Parmi les régions fluviales les plus sensibles figurent la côte de l'Atlantique, les régions des Grands Lacs et du Saint-Laurent, les Montagnes Rocheuses et les Prairies. La projection sur la sensibilité des régions fluviales du Canada en réponse au réchauffement climatique est fondée sur l'analyse des effets des changements prévus de la précipitation sur les paysages. Le réchauffement climatique est susceptible de modifier considérablement le débit des rivières. Les effets les plus directs du changement climatique seraient l'augmentation de la fréquence des inondations et l'intensification de l'érosion fluviale.
En moyenne, si la Terre devient plus chaude, elle sera aussi plus humide, mais il y a des parties du territoire qui pourraient devenir plus sec. En plus, l'impact du réchauffement des terres causera une hausse d'intensité de précipitation pendant l'été. Cette situation pourrait avoir des impacts substantiels sur les cours d'eau du Canada. Une augmentation de la fréquence et de l'ampleur des débits de crue fera croître la vulnérabilité des populations humaines, ainsi que des immeubles et autres structures. Parallèlement, les impacts de l'activité humaine sur les cours d'eau, comme les barrages et les systèmes d'irrigation, pourraient se trouver amplifiés par le réchauffement projeté. La carte résume la sensibilité régionale des rivières au changement climatique projeté pour le Canada.
Les projections de sensibilité des régions fluviales au réchauffement climatique sont basées sur une étude des effets que pourraient avoir sur les paysages, des changements dans les précipitations.
Parmi les régions les plus sensibles figurent la côte Atlantique et les régions des Grands Lacs et de la vallée du Saint-Laurent.
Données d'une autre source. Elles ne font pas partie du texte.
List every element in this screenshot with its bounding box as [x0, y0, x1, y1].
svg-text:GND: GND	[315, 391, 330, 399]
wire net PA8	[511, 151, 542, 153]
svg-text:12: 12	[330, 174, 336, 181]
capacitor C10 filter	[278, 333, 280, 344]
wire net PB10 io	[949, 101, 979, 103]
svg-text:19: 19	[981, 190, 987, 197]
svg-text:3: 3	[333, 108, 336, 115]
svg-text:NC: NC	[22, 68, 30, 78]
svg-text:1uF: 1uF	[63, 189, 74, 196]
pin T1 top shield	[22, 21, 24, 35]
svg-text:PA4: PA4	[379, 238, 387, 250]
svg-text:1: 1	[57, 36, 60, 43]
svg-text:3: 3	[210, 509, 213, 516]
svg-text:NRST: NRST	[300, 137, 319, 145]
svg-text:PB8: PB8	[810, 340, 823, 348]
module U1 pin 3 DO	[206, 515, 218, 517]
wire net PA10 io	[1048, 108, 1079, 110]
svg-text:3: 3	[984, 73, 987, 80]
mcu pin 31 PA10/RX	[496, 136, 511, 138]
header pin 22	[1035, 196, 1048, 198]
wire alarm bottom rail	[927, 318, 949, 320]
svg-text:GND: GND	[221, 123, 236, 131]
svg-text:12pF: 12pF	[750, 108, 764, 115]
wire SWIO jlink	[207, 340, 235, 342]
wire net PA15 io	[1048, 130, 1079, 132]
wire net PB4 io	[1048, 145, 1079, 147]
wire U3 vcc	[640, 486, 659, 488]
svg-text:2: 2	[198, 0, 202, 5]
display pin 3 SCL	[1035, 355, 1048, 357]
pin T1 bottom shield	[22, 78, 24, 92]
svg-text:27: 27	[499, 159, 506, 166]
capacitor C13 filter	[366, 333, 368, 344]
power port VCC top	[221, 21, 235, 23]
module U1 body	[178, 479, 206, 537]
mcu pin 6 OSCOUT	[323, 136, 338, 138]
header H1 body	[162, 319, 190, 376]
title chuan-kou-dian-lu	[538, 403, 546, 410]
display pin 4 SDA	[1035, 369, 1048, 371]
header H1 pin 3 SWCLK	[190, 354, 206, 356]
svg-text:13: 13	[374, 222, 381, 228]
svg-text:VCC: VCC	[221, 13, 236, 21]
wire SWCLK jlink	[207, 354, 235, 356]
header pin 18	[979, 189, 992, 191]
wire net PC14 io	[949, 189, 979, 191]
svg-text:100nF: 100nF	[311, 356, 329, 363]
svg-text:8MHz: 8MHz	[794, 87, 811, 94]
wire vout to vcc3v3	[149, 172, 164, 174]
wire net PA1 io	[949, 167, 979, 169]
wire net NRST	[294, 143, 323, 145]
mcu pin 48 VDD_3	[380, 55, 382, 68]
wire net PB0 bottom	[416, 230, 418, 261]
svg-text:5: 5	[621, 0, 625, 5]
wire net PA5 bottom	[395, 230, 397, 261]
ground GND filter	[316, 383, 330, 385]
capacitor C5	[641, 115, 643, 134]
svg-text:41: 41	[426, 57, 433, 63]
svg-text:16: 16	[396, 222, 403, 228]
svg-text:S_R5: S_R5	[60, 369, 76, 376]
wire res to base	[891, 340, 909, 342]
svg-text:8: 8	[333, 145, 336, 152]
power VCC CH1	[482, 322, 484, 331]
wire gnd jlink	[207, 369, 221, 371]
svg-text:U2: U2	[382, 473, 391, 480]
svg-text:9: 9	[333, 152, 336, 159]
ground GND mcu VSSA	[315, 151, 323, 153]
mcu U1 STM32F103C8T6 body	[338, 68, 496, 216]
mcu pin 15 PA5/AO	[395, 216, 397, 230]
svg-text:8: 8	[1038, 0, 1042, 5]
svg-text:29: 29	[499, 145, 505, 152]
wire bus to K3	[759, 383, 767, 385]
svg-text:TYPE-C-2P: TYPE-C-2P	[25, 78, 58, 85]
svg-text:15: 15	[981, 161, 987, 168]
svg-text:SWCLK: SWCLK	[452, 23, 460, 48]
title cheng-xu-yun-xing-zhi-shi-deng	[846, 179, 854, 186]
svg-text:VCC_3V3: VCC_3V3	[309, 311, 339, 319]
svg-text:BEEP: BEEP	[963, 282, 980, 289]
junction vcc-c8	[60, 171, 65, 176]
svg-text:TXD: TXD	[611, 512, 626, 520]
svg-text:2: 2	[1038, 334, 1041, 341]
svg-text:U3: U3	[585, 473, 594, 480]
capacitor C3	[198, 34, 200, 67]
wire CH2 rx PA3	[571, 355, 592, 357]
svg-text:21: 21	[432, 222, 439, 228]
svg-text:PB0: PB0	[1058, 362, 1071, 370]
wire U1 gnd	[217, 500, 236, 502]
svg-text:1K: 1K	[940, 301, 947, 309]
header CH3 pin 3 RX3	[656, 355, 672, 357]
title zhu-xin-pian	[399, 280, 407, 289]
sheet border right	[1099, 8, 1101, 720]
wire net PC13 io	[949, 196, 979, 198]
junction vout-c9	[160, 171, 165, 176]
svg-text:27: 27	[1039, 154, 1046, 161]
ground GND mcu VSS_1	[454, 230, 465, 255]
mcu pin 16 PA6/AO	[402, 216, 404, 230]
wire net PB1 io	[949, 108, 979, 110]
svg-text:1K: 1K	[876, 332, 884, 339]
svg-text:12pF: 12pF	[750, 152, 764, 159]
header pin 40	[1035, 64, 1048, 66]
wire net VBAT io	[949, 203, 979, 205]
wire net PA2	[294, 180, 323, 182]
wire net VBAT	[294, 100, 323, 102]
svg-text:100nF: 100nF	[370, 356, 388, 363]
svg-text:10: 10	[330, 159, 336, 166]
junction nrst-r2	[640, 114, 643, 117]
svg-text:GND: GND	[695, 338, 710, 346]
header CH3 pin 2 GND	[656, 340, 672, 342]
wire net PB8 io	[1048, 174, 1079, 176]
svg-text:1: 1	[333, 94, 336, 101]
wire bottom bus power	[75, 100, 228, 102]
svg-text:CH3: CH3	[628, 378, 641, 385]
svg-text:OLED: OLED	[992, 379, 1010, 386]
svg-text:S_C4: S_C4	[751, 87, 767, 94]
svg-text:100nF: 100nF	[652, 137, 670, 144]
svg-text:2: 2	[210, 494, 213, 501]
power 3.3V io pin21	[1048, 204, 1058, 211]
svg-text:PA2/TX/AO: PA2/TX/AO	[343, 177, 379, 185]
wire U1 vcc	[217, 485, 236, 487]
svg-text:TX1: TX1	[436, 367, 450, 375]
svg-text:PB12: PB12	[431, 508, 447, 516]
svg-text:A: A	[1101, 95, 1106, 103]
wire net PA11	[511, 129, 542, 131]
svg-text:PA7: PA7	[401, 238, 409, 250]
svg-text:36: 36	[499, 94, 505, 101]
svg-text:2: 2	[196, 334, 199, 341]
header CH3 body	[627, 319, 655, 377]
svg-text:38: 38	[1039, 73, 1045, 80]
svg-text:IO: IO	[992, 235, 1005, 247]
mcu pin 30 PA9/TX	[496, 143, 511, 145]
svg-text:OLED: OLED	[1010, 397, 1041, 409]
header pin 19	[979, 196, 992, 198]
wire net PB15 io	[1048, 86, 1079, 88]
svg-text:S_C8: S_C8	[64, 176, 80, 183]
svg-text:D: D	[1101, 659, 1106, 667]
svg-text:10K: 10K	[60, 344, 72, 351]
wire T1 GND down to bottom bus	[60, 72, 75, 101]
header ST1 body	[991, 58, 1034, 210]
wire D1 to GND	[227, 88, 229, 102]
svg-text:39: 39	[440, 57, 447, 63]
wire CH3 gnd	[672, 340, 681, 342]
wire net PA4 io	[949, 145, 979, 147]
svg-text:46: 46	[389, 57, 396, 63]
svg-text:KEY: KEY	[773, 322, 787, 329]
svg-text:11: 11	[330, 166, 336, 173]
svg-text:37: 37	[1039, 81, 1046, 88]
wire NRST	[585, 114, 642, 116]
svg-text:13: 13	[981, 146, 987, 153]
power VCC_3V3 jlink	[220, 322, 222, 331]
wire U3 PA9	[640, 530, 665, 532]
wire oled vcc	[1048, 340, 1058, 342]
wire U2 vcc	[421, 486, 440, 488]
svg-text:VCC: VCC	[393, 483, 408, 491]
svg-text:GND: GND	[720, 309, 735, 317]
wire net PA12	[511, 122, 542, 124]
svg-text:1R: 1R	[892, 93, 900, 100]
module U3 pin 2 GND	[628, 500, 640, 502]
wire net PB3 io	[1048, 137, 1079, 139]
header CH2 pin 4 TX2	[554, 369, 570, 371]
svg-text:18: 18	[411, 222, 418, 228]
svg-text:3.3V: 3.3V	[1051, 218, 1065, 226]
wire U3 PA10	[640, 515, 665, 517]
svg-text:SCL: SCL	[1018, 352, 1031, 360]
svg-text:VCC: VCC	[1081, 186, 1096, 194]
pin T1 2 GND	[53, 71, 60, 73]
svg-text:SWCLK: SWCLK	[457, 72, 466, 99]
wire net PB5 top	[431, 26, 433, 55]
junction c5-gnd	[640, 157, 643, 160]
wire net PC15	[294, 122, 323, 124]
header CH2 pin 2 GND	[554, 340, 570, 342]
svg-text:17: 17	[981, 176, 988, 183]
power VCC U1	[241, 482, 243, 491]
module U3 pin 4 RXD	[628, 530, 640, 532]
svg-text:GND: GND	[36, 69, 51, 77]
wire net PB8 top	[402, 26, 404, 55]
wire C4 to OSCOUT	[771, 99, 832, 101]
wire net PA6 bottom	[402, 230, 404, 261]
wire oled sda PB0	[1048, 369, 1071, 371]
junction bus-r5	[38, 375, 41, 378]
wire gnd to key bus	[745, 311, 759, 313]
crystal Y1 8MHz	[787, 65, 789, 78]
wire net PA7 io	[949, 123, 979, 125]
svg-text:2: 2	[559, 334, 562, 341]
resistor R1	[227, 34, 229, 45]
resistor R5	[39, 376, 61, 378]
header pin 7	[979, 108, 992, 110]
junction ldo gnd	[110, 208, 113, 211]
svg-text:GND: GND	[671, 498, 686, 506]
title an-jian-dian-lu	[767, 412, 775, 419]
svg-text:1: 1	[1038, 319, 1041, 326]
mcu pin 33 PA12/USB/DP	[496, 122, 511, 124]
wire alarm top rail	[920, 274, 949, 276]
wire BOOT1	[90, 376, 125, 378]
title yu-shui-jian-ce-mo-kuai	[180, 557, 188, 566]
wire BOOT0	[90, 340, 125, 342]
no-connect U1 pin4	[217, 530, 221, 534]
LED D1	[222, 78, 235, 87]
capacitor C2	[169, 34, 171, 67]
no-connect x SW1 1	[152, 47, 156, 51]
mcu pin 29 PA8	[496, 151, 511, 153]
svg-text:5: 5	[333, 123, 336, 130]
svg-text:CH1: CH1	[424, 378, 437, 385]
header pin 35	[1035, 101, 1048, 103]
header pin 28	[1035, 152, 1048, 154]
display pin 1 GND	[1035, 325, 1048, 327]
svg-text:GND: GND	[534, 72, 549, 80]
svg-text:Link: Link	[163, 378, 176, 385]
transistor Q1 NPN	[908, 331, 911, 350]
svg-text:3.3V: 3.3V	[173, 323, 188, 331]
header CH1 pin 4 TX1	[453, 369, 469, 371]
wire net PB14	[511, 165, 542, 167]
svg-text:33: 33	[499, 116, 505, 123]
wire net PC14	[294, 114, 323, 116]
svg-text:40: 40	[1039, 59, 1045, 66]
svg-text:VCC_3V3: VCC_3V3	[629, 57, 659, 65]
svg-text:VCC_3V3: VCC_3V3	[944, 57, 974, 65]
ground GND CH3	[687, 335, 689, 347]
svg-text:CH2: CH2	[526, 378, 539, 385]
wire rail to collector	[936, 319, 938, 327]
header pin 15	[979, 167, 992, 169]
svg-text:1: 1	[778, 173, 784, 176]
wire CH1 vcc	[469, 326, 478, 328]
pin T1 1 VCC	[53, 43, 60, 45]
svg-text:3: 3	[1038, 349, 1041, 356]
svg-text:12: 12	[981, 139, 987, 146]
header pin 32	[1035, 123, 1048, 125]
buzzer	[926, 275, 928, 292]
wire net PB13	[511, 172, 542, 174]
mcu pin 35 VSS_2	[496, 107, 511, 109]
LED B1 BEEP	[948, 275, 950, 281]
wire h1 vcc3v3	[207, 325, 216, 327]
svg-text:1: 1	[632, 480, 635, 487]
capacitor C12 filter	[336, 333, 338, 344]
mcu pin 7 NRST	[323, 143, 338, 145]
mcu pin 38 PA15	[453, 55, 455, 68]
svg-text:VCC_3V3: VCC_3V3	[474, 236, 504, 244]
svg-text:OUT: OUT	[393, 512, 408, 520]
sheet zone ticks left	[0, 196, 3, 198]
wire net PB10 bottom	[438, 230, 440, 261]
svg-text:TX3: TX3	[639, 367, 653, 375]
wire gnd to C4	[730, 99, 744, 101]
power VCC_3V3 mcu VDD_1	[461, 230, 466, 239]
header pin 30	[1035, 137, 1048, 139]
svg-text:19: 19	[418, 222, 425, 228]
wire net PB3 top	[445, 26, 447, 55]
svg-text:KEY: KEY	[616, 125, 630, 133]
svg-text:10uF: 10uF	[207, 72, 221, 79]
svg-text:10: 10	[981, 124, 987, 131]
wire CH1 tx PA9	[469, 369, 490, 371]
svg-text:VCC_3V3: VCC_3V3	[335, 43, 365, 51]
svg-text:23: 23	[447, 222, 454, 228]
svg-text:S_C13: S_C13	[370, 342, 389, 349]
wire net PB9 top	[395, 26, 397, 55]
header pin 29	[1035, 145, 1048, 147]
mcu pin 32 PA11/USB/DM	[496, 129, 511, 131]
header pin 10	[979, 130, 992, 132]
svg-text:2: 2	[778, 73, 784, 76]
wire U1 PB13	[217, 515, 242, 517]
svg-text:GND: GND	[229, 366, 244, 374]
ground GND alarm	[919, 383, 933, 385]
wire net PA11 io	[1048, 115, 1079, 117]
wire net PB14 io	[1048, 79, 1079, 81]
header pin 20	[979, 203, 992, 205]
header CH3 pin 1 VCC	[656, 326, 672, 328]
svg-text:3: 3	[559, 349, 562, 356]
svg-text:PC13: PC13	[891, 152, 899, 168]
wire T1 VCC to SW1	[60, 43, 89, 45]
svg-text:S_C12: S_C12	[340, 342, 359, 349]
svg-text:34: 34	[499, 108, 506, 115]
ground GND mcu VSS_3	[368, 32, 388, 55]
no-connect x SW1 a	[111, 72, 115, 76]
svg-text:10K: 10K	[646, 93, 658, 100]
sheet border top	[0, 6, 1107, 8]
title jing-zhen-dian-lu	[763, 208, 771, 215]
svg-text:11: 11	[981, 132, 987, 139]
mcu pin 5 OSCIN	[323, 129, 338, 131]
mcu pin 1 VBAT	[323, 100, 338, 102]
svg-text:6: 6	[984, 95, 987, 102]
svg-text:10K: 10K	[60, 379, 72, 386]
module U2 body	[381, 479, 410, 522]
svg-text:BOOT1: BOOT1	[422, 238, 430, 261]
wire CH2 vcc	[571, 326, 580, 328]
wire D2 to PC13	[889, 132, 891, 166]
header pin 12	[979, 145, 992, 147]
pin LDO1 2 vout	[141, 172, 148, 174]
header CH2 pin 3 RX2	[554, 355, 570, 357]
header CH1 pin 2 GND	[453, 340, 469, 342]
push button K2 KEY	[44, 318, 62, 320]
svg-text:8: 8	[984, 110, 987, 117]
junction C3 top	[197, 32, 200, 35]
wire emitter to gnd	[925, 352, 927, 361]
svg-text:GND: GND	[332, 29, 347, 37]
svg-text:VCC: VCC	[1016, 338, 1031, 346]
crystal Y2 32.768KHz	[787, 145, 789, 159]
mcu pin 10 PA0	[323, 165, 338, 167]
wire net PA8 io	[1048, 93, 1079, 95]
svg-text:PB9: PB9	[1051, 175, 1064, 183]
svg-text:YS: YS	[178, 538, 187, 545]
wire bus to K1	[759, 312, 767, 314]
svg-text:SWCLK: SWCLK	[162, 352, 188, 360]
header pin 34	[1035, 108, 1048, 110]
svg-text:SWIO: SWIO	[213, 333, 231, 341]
La principale cause de crues tient au changement du climat, où l'on verra plus de fortes tempêtes de pluie, plutôt qu'à une quelconque augmentation de la fonte des neiges. Les petits cours d'eau urbains pourront connaître des problèmes particuliers. On constatera aussi probablement une augmentation des débits dans le sud de la Cordillère et sur les pentes est des Rocheuses. Cette situation aura une incidence sur les gros cours d'eau des Prairies, alors que, pour les petits cours d'eau alimentés dans les Prairies, le risque d'inondation est lié à l'augmentation de l'activité orageuse. Dans la zone du Bouclier boréal, le pergélisol risque de décroître. L'écoulement saisonnier et l'instabilité du sol vont donc être modifiés ce qui pourraient affecter les paysages, les écosystèmes et les infrastructures. On étudie toujours l'effet direct du changement climatique sur le pergélisol.
L'effet le plus direct du changement climatique projeté sera certes un accroissement des inondations et de l'érosion des rives, mais il aura des répercussions sur l'utilisation et la valeur de ces cours d'eau dans divers contextes : loisirs, habitats, pêches, approvisionnement en eau et transport.
Ashmore P. et M. Church. 2000. The Impact of Climate Change on Rivers and River Processes in Canada. Commission géologique du Canada, Bulletin 555. Ottawa : Ressources naturelles Canada.